Kurutma makinesi kullananlar için makinenin içine nemli havlu koyulması öneriliyor. Hiç kullanmadım ama ıslak çamaşır attığım makineye nemli havlu koyma fikrini kafamda oturtamadım. Ama folyo fikri burada da devreye giriyor. Denenebilir.

Her derde deva sirke bu konuda da imdadımıza yetişiyor demeyi çok isterdim. Ama yıkama esnasında yaşanan statik elektriklenmeden ziyade çevresel koşullar nedeniyle oluşan statik elektrikten daha çok etkilendiğimizi düşünüyorum. Yani yukarıda bahsettiğim yıkama ve kurutma esnasında kıyafetlerin elektriklenmesini önleme yolları işe yarasa da tam bir çözüm değil gibi. Sirkenin ise statik elektriklenmeyi önlediğini öğrendim. Yine de mutluyum. Sirke yapıyor denmişse doğrudur.

Çamaşır ve bulaşık makinelerinde sirke, karbonat, beyaz sabun vs. kullanma fikrini çok severim.
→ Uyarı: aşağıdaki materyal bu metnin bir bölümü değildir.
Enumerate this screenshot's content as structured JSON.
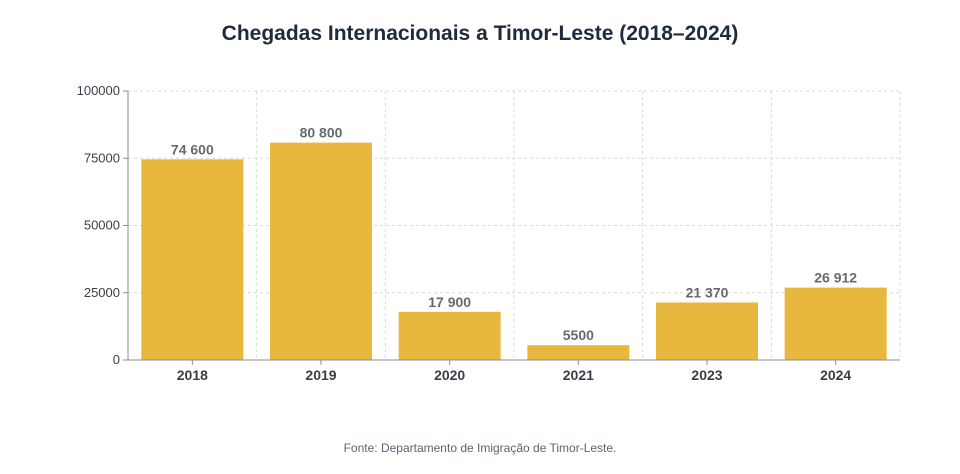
{
  "header": {
    "title": "Chegadas Internacionais a Timor-Leste (2018–2024)"
  },
  "footer": {
    "source": "Fonte: Departamento de Imigração de Timor-Leste."
  },
  "colors": {
    "bar": "#e8b83e",
    "grid": "#d6d9de",
    "axis": "#8a8f96"
  },
  "chart_data": {
    "type": "bar",
    "title": "Chegadas Internacionais a Timor-Leste (2018–2024)",
    "categories": [
      "2018",
      "2019",
      "2020",
      "2021",
      "2023",
      "2024"
    ],
    "values": [
      74600,
      80800,
      17900,
      5500,
      21370,
      26912
    ],
    "data_labels": [
      "74 600",
      "80 800",
      "17 900",
      "5500",
      "21 370",
      "26 912"
    ],
    "yticks": [
      0,
      25000,
      50000,
      75000,
      100000
    ],
    "ytick_labels": [
      "0",
      "25000",
      "50000",
      "75000",
      "100000"
    ],
    "ylim": [
      0,
      100000
    ],
    "xlabel": "",
    "ylabel": "",
    "grid": true,
    "legend": "none"
  }
}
Ama genellikle tercih etmem. Çünkü makineler bu güzellikten pek anlamıyorlar bence. Denemişliğim çok ama vazgeçilmezim olmadı bu yöntemler ne yazık ki.

Bir de anti statik bileklik diye bir şey varmış. Fiyatları hoşuma gitmedi. Demek ki statik elektrik meselesinden o kadar da bıkmamışım. Yine de fikrim her an değişebilir. Bir anti statik bileklik ediniz ve denersem yazarım. Sanırım ben metal parçaları deneyeceğim. Kıyafete dikmek yerine bir şeyle belimize filan asarak deneyebiliriz gibi…  Siz ne dersiniz?